Lopez Obrador denies the reforms are a threat to democracy and says criticism is elitist, saying that the institute spends too much money and the funds should be spent on impoverished Mexicans.
However, protester Enrique Bastien, a 64-year-old veterinarian, said that Lopez Obrador “wants to return to the past” when “the government controlled elections.”
“It was a life with no independence,” said Bastien, recalling the 1970s and 1980s, when the Institutional Revolutionary Party ruled Mexico with fraud and handouts.
Fernando Gutierrez, 55, an owner of a small business, said Lopez Obrador wants to lead Mexico to a socialist government.
“That’s obvious, from the aid going to Cuba,” Gutierrez said.
Lopez Obrador has imported COVID-19 vaccines, medical workers and stone railway ballast from Cuba, but has shown little taste for socialist policies at home.
Many other demonstrators were simply wary of the kind of vote miscounting, campaign overspending and electoral pressure tactics that were common in Mexico before the independent electoral agency was created in the 1990s.
Lopez Obrador on Thursday said he would sign the changes into law, even though he expects court challenges.
Many at Sunday’s protest expressed hope that the Mexican Supreme Court overturns some of the changes, as courts have done with other presidential initiatives.
National Electoral Institute head Lorenzo Cordova said the reforms “seek to cut thousands of people who work every day to guarantee trustworthy elections, something that will of course pose a risk for future elections.”
Lopez Obrador has appeared nonchalant about court challenges, saying on Thursday that he believes the changes would be upheld because they were not “outside the law.”
However, in the past he has frequently attacked Mexico’s judiciary and claimed that judges are part of a conservative conspiracy against his administration.
The president’s strident pushback against the judiciary, as well as regulatory and oversight agencies, has raised fears among some that he is seeking to reinstitute the practices of the Institutional Revolutionary Party, which bent the rules to retain the Mexican presidency for 70 years until its defeat in elections 23 years ago.

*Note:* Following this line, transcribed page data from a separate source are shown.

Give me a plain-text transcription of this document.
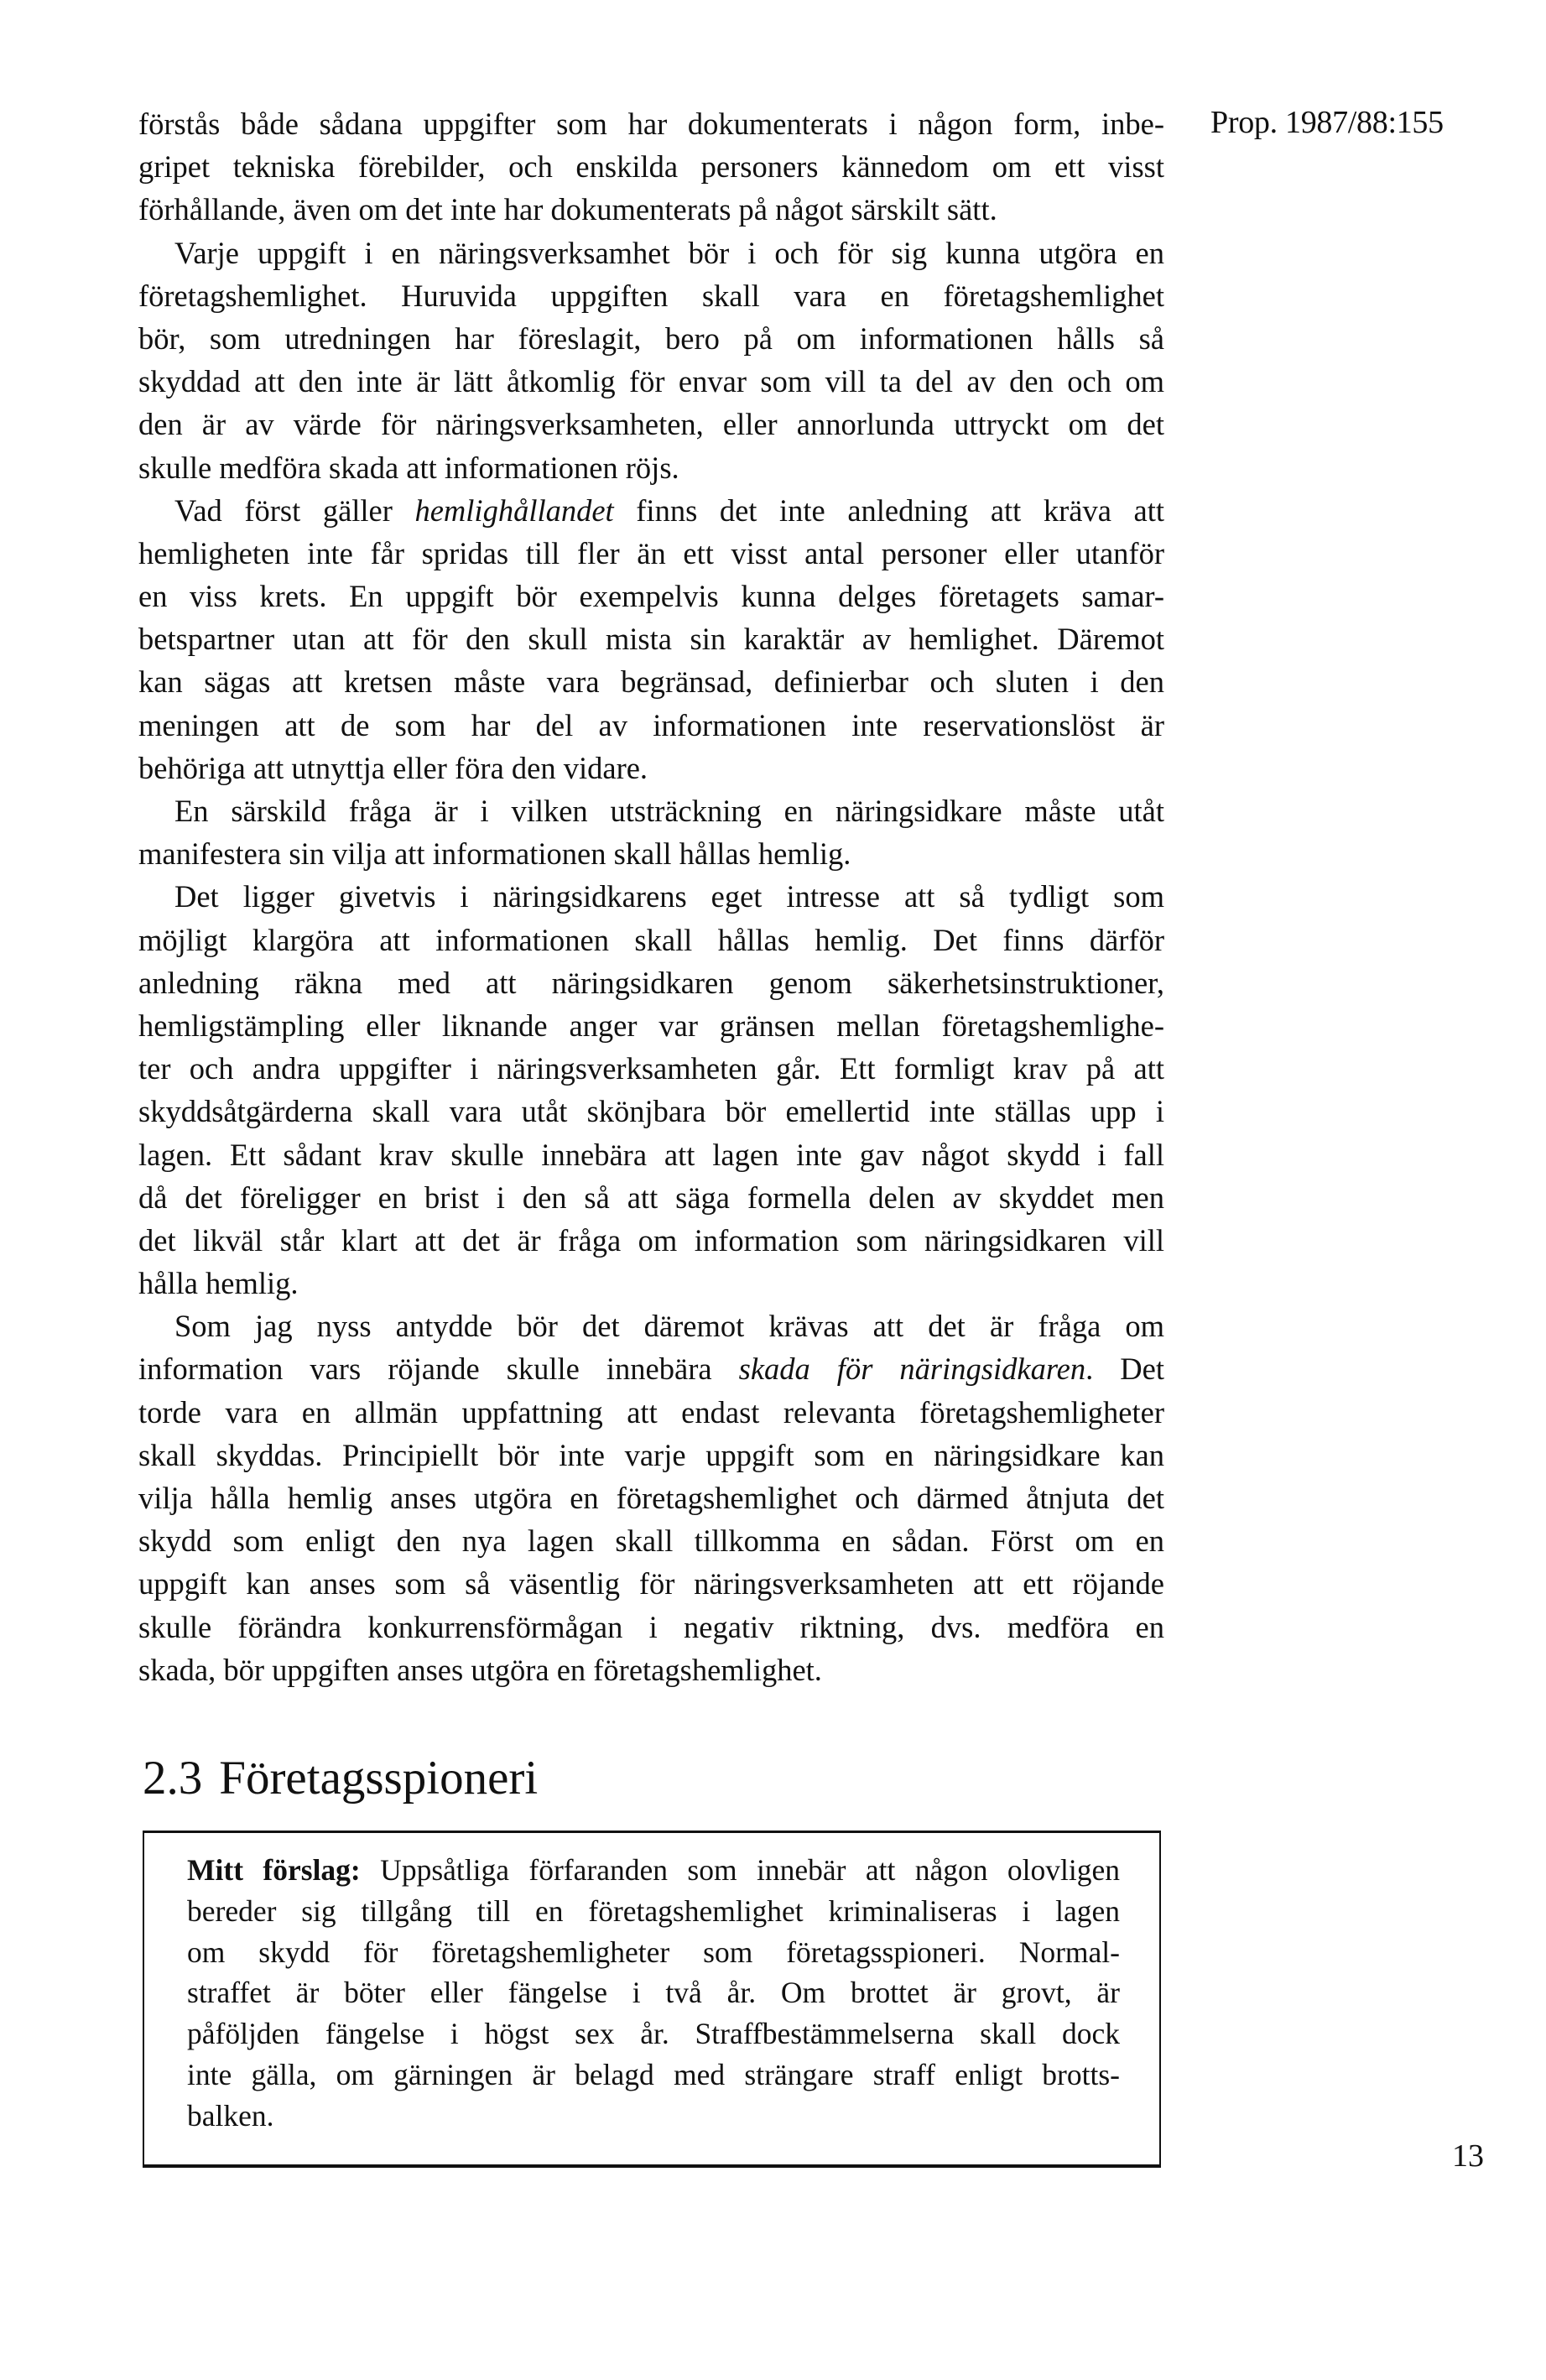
Prop. 1987/88:155
förstås både sådana uppgifter som har dokumenterats i någon form, inbe-
gripet tekniska förebilder, och enskilda personers kännedom om ett visst
förhållande, även om det inte har dokumenterats på något särskilt sätt.
Varje uppgift i en näringsverksamhet bör i och för sig kunna utgöra en
företagshemlighet. Huruvida uppgiften skall vara en företagshemlighet
bör, som utredningen har föreslagit, bero på om informationen hålls så
skyddad att den inte är lätt åtkomlig för envar som vill ta del av den och om
den är av värde för näringsverksamheten, eller annorlunda uttryckt om det
skulle medföra skada att informationen röjs.
Vad först gäller hemlighållandet finns det inte anledning att kräva att
hemligheten inte får spridas till fler än ett visst antal personer eller utanför
en viss krets. En uppgift bör exempelvis kunna delges företagets samar-
betspartner utan att för den skull mista sin karaktär av hemlighet. Däremot
kan sägas att kretsen måste vara begränsad, definierbar och sluten i den
meningen att de som har del av informationen inte reservationslöst är
behöriga att utnyttja eller föra den vidare.
En särskild fråga är i vilken utsträckning en näringsidkare måste utåt
manifestera sin vilja att informationen skall hållas hemlig.
Det ligger givetvis i näringsidkarens eget intresse att så tydligt som
möjligt klargöra att informationen skall hållas hemlig. Det finns därför
anledning räkna med att näringsidkaren genom säkerhetsinstruktioner,
hemligstämpling eller liknande anger var gränsen mellan företagshemlighe-
ter och andra uppgifter i näringsverksamheten går. Ett formligt krav på att
skyddsåtgärderna skall vara utåt skönjbara bör emellertid inte ställas upp i
lagen. Ett sådant krav skulle innebära att lagen inte gav något skydd i fall
då det föreligger en brist i den så att säga formella delen av skyddet men
det likväl står klart att det är fråga om information som näringsidkaren vill
hålla hemlig.
Som jag nyss antydde bör det däremot krävas att det är fråga om
information vars röjande skulle innebära skada för näringsidkaren. Det
torde vara en allmän uppfattning att endast relevanta företagshemligheter
skall skyddas. Principiellt bör inte varje uppgift som en näringsidkare kan
vilja hålla hemlig anses utgöra en företagshemlighet och därmed åtnjuta det
skydd som enligt den nya lagen skall tillkomma en sådan. Först om en
uppgift kan anses som så väsentlig för näringsverksamheten att ett röjande
skulle förändra konkurrensförmågan i negativ riktning, dvs. medföra en
skada, bör uppgiften anses utgöra en företagshemlighet.
2.3 Företagsspioneri
Mitt förslag: Uppsåtliga förfaranden som innebär att någon olovligen
bereder sig tillgång till en företagshemlighet kriminaliseras i lagen
om skydd för företagshemligheter som företagsspioneri. Normal-
straffet är böter eller fängelse i två år. Om brottet är grovt, är
påföljden fängelse i högst sex år. Straffbestämmelserna skall dock
inte gälla, om gärningen är belagd med strängare straff enligt brotts-
balken.
13
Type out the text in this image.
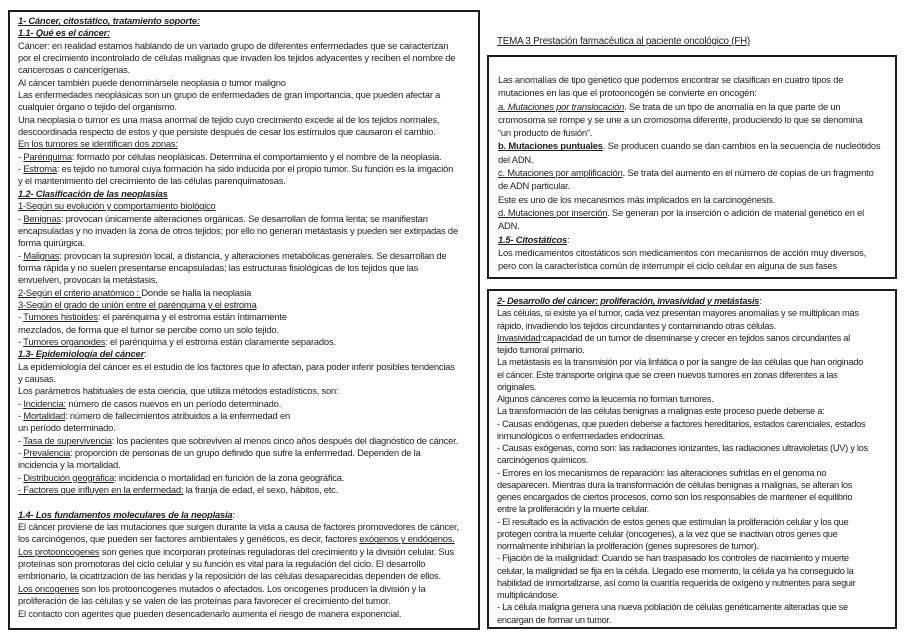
1- Cáncer, citostático, tratamiento soporte:
1.1- Qué es el cáncer:
Cáncer: en realidad estamos hablando de un variado grupo de diferentes enfermedades que se caracterizan
por el crecimiento incontrolado de células malignas que invaden los tejidos adyacentes y reciben el nombre de
cancerosas o cancerígenas.
Al cáncer también puede denominársele neoplasia o tumor maligno
Las enfermedades neoplásicas son un grupo de enfermedades de gran importancia, que pueden afectar a
cualquier órgano o tejido del organismo.
Una neoplasia o tumor es una masa anormal de tejido cuyo crecimiento excede al de los tejidos normales,
descoordinada respecto de estos y que persiste después de cesar los estímulos que causaron el cambio.
En los tumores se identifican dos zonas:
- Parénquima: formado por células neoplásicas. Determina el comportamiento y el nombre de la neoplasia.
- Estroma: es tejido no tumoral cuya formación ha sido inducida por el propio tumor. Su función es la irrigación
y el mantenimiento del crecimiento de las células parenquimatosas.
1.2- Clasificación de las neoplasias
1-Según su evolución y comportamiento biológico
- Benignas: provocan únicamente alteraciones orgánicas. Se desarrollan de forma lenta; se manifiestan
encapsuladas y no invaden la zona de otros tejidos; por ello no generan metástasis y pueden ser extirpadas de
forma quirúrgica.
- Malignas: provocan la supresión local, a distancia, y alteraciones metabólicas generales. Se desarrollan de
forma rápida y no suelen presentarse encapsuladas; las estructuras fisiológicas de los tejidos que las
envuelven, provocan la metástasis.
2-Según el criterio anatómico : Donde se halla la neoplasia
3-Según el grado de unión entre el parénquima y el estroma
- Tumores histioides: el parénquima y el estroma están íntimamente
mezclados, de forma que el tumor se percibe como un solo tejido.
- Tumores organoides: el parénquima y el estroma están claramente separados.
1.3- Epidemiología del cáncer:
La epidemiología del cáncer es el estudio de los factores que lo afectan, para poder inferir posibles tendencias
y causas.
Los parámetros habituales de esta ciencia, que utiliza métodos estadísticos, son:
- Incidencia: número de casos nuevos en un período determinado.
- Mortalidad: número de fallecimientos atribuidos a la enfermedad en
un período determinado.
- Tasa de supervivencia: los pacientes que sobreviven al menos cinco años después del diagnóstico de cáncer.
- Prevalencia: proporción de personas de un grupo definido que sufre la enfermedad. Dependen de la
incidencia y la mortalidad.
- Distribución geográfica: incidencia o mortalidad en función de la zona geográfica.
- Factores que influyen en la enfermedad: la franja de edad, el sexo, hábitos, etc.

1.4- Los fundamentos moleculares de la neoplasia:
El cáncer proviene de las mutaciones que surgen durante la vida a causa de factores promovedores de cáncer,
los carcinógenos, que pueden ser factores ambientales y genéticos, es decir, factores exógenos y endógenos.
Los protooncogenes son genes que incorporan proteínas reguladoras del crecimiento y la división celular. Sus
proteínas son promotoras del ciclo celular y su función es vital para la regulación del ciclo. El desarrollo
embrionario, la cicatrización de las heridas y la reposición de las células desaparecidas dependen de ellos.
Los oncogenes son los protooncogenes mutados o afectados. Los oncogenes producen la división y la
proliferación de las células y se valen de las proteínas para favorecer el crecimiento del tumor.
El contacto con agentes que pueden desencadenarlo aumenta el riesgo de manera exponencial.
TEMA 3 Prestación farmacéutica al paciente oncológico (FH)
Las anomalías de tipo genético que podemos encontrar se clasifican en cuatro tipos de
mutaciones en las que el protooncogén se convierte en oncogén:
a. Mutaciones por translocación. Se trata de un tipo de anomalía en la que parte de un
cromosoma se rompe y se une a un cromosoma diferente, produciendo lo que se denomina
“un producto de fusión”.
b. Mutaciones puntuales. Se producen cuando se dan cambios en la secuencia de nucleótidos
del ADN.
c. Mutaciones por amplificación. Se trata del aumento en el número de copias de un fragmento
de ADN particular.
Este es uno de los mecanismos más implicados en la carcinogénesis.
d. Mutaciones por inserción. Se generan por la inserción o adición de material genético en el
ADN.
1.5- Citostáticos:
Los medicamentos citostáticos son medicamentos con mecanismos de acción muy diversos,
pero con la característica común de interrumpir el ciclo celular en alguna de sus fases
2- Desarrollo del cáncer: proliferación, invasividad y metástasis:
Las células, si existe ya el tumor, cada vez presentan mayores anomalías y se multiplican más
rápido, invadiendo los tejidos circundantes y contaminando otras células.
Invasividad:capacidad de un tumor de diseminarse y crecer en tejidos sanos circundantes al
tejido tumoral primario.
La metástasis es la transmisión por vía linfática o por la sangre de las células que han originado
el cáncer. Este transporte origina que se creen nuevos tumores en zonas diferentes a las
originales.
Algunos cánceres como la leucemia no forman tumores.
La transformación de las células benignas a malignas este proceso puede deberse a:
- Causas endógenas, que pueden deberse a factores hereditarios, estados carenciales, estados
inmunológicos o enfermedades endocrinas.
- Causas exógenas, como son: las radiaciones ionizantes, las radiaciones ultravioletas (UV) y los
carcinógenos químicos.
- Errores en los mecanismos de reparación: las alteraciones sufridas en el genoma no
desaparecen. Mientras dura la transformación de células benignas a malignas, se alteran los
genes encargados de ciertos procesos, como son los responsables de mantener el equilibrio
entre la proliferación y la muerte celular.
- El resultado es la activación de estos genes que estimulan la proliferación celular y los que
protegen contra la muerte celular (oncogenes), a la vez que se inactivan otros genes que
normalmente inhibirían la proliferación (genes supresores de tumor).
- Fijación de la malignidad: Cuando se han traspasado los controles de nacimiento y muerte
celular, la malignidad se fija en la célula. Llegado ese momento, la célula ya ha conseguido la
habilidad de inmortalizarse, así como la cuantía requerida de oxígeno y nutrientes para seguir
multiplicándose.
- La célula maligna genera una nueva población de células genéticamente alteradas que se
encargan de formar un tumor.
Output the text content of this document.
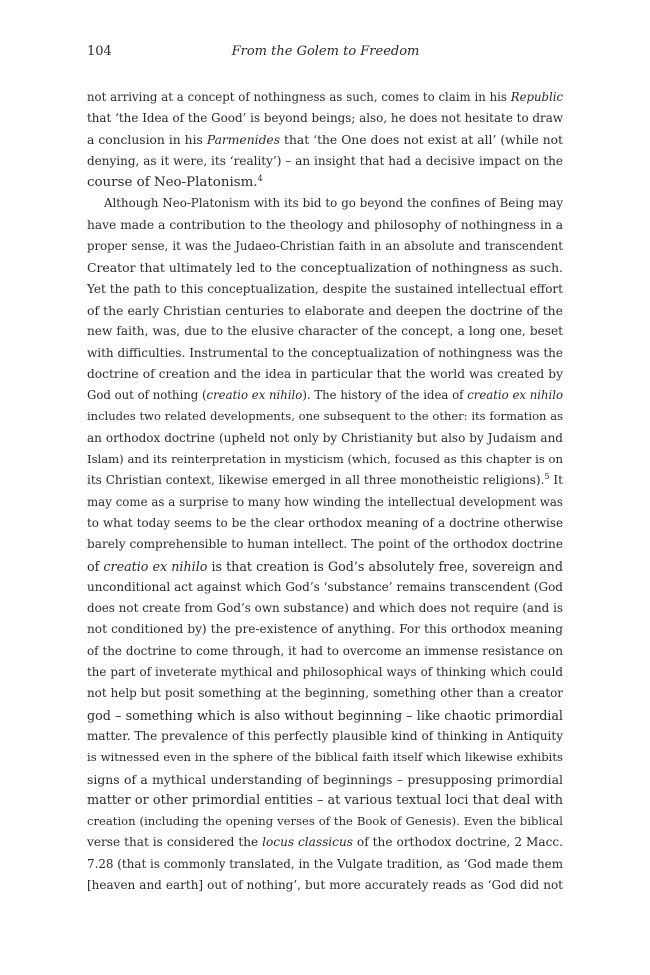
104	From the Golem to Freedom
not arriving at a concept of nothingness as such, comes to claim in his Republic
that ‘the Idea of the Good’ is beyond beings; also, he does not hesitate to draw
a conclusion in his Parmenides that ‘the One does not exist at all’ (while not
denying, as it were, its ‘reality’) – an insight that had a decisive impact on the
course of Neo-Platonism.$^4$
Although Neo-Platonism with its bid to go beyond the confines of Being may
have made a contribution to the theology and philosophy of nothingness in a
proper sense, it was the Judaeo-Christian faith in an absolute and transcendent
Creator that ultimately led to the conceptualization of nothingness as such.
Yet the path to this conceptualization, despite the sustained intellectual effort
of the early Christian centuries to elaborate and deepen the doctrine of the
new faith, was, due to the elusive character of the concept, a long one, beset
with difficulties. Instrumental to the conceptualization of nothingness was the
doctrine of creation and the idea in particular that the world was created by
God out of nothing (creatio ex nihilo). The history of the idea of creatio ex nihilo
includes two related developments, one subsequent to the other: its formation as
an orthodox doctrine (upheld not only by Christianity but also by Judaism and
Islam) and its reinterpretation in mysticism (which, focused as this chapter is on
its Christian context, likewise emerged in all three monotheistic religions).$^5$ It
may come as a surprise to many how winding the intellectual development was
to what today seems to be the clear orthodox meaning of a doctrine otherwise
barely comprehensible to human intellect. The point of the orthodox doctrine
of creatio ex nihilo is that creation is God’s absolutely free, sovereign and
unconditional act against which God’s ‘substance’ remains transcendent (God
does not create from God’s own substance) and which does not require (and is
not conditioned by) the pre-existence of anything. For this orthodox meaning
of the doctrine to come through, it had to overcome an immense resistance on
the part of inveterate mythical and philosophical ways of thinking which could
not help but posit something at the beginning, something other than a creator
god – something which is also without beginning – like chaotic primordial
matter. The prevalence of this perfectly plausible kind of thinking in Antiquity
is witnessed even in the sphere of the biblical faith itself which likewise exhibits
signs of a mythical understanding of beginnings – presupposing primordial
matter or other primordial entities – at various textual loci that deal with
creation (including the opening verses of the Book of Genesis). Even the biblical
verse that is considered the locus classicus of the orthodox doctrine, 2 Macc.
7.28 (that is commonly translated, in the Vulgate tradition, as ‘God made them
[heaven and earth] out of nothing’, but more accurately reads as ‘God did not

Elections in Mexico are expensive by international standards, in part because almost all legal campaign financing is, by law, supplied by the government. The electoral institute also issues the secure voter ID cards that are the most commonly accepted form of identification in Mexico, and oversees balloting in the remote and often dangerous corners of the country.
Lopez Obrador remains highly popular in Mexico, with approval ratings of about 60 percent. While he cannot run for reelection, his Morena party is favored in next year’s national elections, and the opposition is in disarray.
Part of his popular appeal comes from railing against highly paid government bureaucrats, and he has been angered by the fact that some top electoral officials are paid more than the president.